At Sitera, we help B2B companies align their strategy around real ICPs, real triggers, and real-time intent. Our AI-first approach ensures your content, targeting, and outreach match how modern buyers — and their bots — make decisions.

Want to define your ICP or activate intent-based outreach? Let’s talk! 

Schedule a meeting

 

 

Frequently Asked Questions

What is the difference between TAM and ICP?

TAM, or Total Addressable Market, refers to all potential customers who could benefit from your product or service. ICP, or Ideal Customer Profile, is a smaller group of accounts that are most likely to buy and succeed with your solution.

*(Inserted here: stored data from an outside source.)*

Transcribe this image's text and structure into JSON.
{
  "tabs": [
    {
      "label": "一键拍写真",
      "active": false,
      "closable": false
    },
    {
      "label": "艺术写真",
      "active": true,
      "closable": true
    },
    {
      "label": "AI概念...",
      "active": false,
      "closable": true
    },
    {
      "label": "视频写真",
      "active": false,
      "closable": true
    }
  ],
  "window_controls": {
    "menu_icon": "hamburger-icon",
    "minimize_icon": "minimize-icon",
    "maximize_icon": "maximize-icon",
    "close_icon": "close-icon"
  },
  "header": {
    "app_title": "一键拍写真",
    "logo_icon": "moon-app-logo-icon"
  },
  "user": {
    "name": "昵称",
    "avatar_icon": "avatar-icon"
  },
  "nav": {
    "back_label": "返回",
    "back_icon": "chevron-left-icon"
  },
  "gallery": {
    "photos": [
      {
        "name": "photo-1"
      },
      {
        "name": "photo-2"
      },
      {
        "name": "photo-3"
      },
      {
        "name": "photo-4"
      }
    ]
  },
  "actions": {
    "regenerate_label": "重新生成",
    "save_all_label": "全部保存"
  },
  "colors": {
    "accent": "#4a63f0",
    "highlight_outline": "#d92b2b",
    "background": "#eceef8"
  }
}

Why should marketing campaigns focus on ICP instead of TAM?

Targeting your entire TAM often leads to wasted budget and low conversion rates. Focusing on your ICP helps ensure your messaging, targeting, and offers are aligned with high-probability buyers.

What are intent signals and how do they relate to ICP?

Intent signals are behavioral cues that suggest a buyer is actively researching or considering a solution. Your ICP defines who you should engage, and intent signals help you determine when they are most ready to hear from you.

How does AI improve how companies use TAM and ICP?

AI tools can analyze market data, monitor intent signals, and identify which ICP-fit accounts are showing buying behavior. This allows you to prioritize outreach based on likelihood to engage or convert.